Cosa finanzia il bando: gli interventi ammessi

Il bando è articolato in due misure che, seppur distinte, lavorano in sinergia verso un unico obiettivo: rendere l’impresa più efficiente e digitalizzata, capace di leggere in tempo reale consumi e processi.

La Misura 1 riguarda l’acquisto di beni strumentali destinati alla trasformazione tecnologica, digitale e di sostenibilità ambientale dell’azienda, secondo la logica di Impresa 5.0. Non più, quindi, la sola automazione fine a sé stessa, ma un modello produttivo che integra efficienza energetica e intelligenza dei dati.

Rientrano in questa misura anche i software, i sistemi e le piattaforme che permettono di tenere sotto controllo, con continuità, i consumi energetici e la quota di energia autoprodotta e autoconsumata o introducono meccanismi di efficienza energetica attraverso la raccolta e l’elaborazione dei dati anche provenienti dalla sensoristica IoT installata sugli impianti.

A questi si affiancano, se acquistati insieme, anche i software gestionali dell’impresa, così da permettere un avanzamento tecnologico che non riguarda solo l’impianto produttivo ma di cui potrà beneficiare l’intera organizzazione aziendale.

La Misura 2 è dedicata invece ai servizi di consulenza e formazione, con due percorsi paralleli. Il primo a sostegno dell’introduzione o dell’implementazione delle tecnologie abilitanti di Impresa 4.0, incluse le fasi di pianificazione e progettazione degli interventi. Questo tipo di sostegno è collegato in modo diretto all’acquisto dei beni previsti dalla Misura 1, perché l’obiettivo del bando è sostenere in modo completo tutto il progetto di trasformazione.

Il secondo percorso è rivolto invece all’efficienza energetica, sostenendo consulenza e formazione finalizzate a ridurre consumi ed emissioni climalteranti, per accompagnare l’impresa in un percorso di razionalizzazione energetica che oggi non è più soltato una scelta etica, ma una voce che impatta significativamente sui bilanci aziendali.

In entrambi i casi, i servizi devono essere erogati da fornitori qualificati, individuati tra quelli indicati dal bando stesso (art. 6), a garanzia della qualità dell’intervento.

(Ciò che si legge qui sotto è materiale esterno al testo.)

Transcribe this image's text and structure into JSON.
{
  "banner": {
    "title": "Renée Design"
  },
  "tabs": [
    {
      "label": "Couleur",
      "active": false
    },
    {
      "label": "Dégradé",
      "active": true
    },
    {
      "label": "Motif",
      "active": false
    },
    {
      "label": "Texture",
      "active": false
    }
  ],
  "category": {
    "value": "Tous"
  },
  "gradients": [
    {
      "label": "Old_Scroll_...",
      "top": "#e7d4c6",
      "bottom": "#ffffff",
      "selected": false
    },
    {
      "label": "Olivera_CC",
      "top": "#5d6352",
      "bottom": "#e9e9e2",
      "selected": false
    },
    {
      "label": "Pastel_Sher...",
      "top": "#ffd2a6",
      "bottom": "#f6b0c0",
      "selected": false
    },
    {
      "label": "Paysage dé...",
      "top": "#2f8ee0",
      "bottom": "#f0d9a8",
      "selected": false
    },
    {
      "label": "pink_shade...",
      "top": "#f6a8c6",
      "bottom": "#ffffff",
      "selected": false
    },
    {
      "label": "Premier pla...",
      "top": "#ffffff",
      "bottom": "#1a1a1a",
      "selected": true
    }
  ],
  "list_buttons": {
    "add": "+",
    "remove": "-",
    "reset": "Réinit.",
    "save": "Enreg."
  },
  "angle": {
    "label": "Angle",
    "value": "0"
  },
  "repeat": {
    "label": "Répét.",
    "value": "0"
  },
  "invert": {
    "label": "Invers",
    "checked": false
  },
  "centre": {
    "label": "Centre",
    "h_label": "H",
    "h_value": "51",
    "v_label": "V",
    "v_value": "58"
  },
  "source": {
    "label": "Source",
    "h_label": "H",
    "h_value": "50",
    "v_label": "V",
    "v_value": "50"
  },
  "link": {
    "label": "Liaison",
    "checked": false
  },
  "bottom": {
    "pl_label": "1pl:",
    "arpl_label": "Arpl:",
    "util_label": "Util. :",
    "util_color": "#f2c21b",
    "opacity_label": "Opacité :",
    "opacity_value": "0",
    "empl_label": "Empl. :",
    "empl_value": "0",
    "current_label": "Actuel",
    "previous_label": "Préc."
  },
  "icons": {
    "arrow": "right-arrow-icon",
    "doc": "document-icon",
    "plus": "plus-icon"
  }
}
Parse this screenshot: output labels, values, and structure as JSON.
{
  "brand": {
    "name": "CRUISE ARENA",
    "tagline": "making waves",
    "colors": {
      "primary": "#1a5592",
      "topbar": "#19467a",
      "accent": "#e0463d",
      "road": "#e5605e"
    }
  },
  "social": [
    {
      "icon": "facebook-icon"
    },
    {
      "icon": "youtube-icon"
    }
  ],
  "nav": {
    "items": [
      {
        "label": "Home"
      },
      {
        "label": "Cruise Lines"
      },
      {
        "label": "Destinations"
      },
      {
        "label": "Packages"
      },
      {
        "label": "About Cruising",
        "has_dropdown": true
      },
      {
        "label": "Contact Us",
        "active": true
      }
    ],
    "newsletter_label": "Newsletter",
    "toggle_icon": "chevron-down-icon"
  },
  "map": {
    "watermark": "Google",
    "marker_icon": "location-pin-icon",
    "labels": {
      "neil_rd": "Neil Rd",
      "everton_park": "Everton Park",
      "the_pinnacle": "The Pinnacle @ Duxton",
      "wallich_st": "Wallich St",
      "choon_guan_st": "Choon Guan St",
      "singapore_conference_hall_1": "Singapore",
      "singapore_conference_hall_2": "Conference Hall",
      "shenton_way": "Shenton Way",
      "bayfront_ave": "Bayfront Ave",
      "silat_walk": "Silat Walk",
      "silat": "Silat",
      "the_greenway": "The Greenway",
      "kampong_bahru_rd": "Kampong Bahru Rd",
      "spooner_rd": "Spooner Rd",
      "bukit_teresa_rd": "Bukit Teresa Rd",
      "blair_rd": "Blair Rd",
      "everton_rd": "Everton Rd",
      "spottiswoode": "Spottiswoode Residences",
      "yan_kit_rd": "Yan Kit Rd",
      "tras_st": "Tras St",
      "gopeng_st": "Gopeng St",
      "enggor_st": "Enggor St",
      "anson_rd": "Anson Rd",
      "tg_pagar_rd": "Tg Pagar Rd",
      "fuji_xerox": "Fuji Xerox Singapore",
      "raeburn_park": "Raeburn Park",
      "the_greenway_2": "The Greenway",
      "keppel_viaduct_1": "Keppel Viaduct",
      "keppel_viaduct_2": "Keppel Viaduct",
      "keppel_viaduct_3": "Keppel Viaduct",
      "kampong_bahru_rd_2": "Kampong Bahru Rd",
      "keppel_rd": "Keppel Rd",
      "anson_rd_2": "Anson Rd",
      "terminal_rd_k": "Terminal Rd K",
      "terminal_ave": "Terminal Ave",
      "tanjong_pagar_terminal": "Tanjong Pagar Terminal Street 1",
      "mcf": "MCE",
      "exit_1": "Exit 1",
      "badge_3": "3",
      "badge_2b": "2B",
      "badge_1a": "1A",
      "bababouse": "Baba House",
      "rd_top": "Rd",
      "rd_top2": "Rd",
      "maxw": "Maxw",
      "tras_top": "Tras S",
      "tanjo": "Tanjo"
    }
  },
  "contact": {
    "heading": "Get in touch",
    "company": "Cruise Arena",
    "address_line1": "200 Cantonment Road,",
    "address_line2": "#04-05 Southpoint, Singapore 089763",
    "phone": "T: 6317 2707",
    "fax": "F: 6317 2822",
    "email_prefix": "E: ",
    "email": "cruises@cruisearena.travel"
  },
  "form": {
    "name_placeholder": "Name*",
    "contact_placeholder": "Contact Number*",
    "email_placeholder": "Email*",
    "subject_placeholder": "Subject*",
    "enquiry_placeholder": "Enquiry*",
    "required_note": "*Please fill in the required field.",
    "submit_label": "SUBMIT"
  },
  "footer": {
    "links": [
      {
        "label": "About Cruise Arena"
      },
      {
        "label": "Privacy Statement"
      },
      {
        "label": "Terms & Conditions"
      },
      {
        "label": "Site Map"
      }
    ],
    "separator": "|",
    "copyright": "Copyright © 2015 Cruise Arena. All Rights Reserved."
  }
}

Un elemento accomuna investimenti e consulenze: devono entrambi inserirsi in uno o più ambiti tecnologici riconosciuti come abilitanti per Impresa 4.0.

Il ventaglio è ampio e copre gran parte delle direzioni verso cui si sta muovendo la manifattura contemporanea: dalla manifattura avanzata e additiva, alla realtà aumentata e virtuale, dalla simulazione all’integrazione verticale e orizzontale dei processi, fino all’Internet of Things, al Cloud, alla cybersecurity, big data, AI e blockchain.

Non mancano le soluzioni digitale pensate per la filiera produttiva, capaci di ottimizzare la catena di distribuzione, e quelle orientate al coordinamento integrato dei processi aziendali. Con un perimetro così ampio, qualunque sia il punto da cui un’impresa parte nel proprio percorso di trasformazione, difficilmente non troverà in questo elenco la tecnologia che risponde alla propria esigenza specifica.

Forma e intensità del contributo

L’agevolazione consiste in un contributo a fondo perduto parti al 50% della spesa effettivamente ammissibile, al netto dell’IVA, nel rispetto del regime de minimis.

Per la Misura 1 la spesa minima ammissibile e di € 5.000, con un contributo massimo di € 30.000.

Per le Misure 2a e 2b la soglia minima è di € 1.200 e il contributo massimo è di € 5.000 per ciascuna misura.

Complessivamente, il contributo erogabile può arrivare a € 40.000, come riepilogato nella tabella a pag. 1 del bando.

Sono inoltre previste due premialità cumulabili: un ulteriore 5% per le imprese con rating di legalità e un altro 5% per quelle in possesso della Certificazione della parità di genere.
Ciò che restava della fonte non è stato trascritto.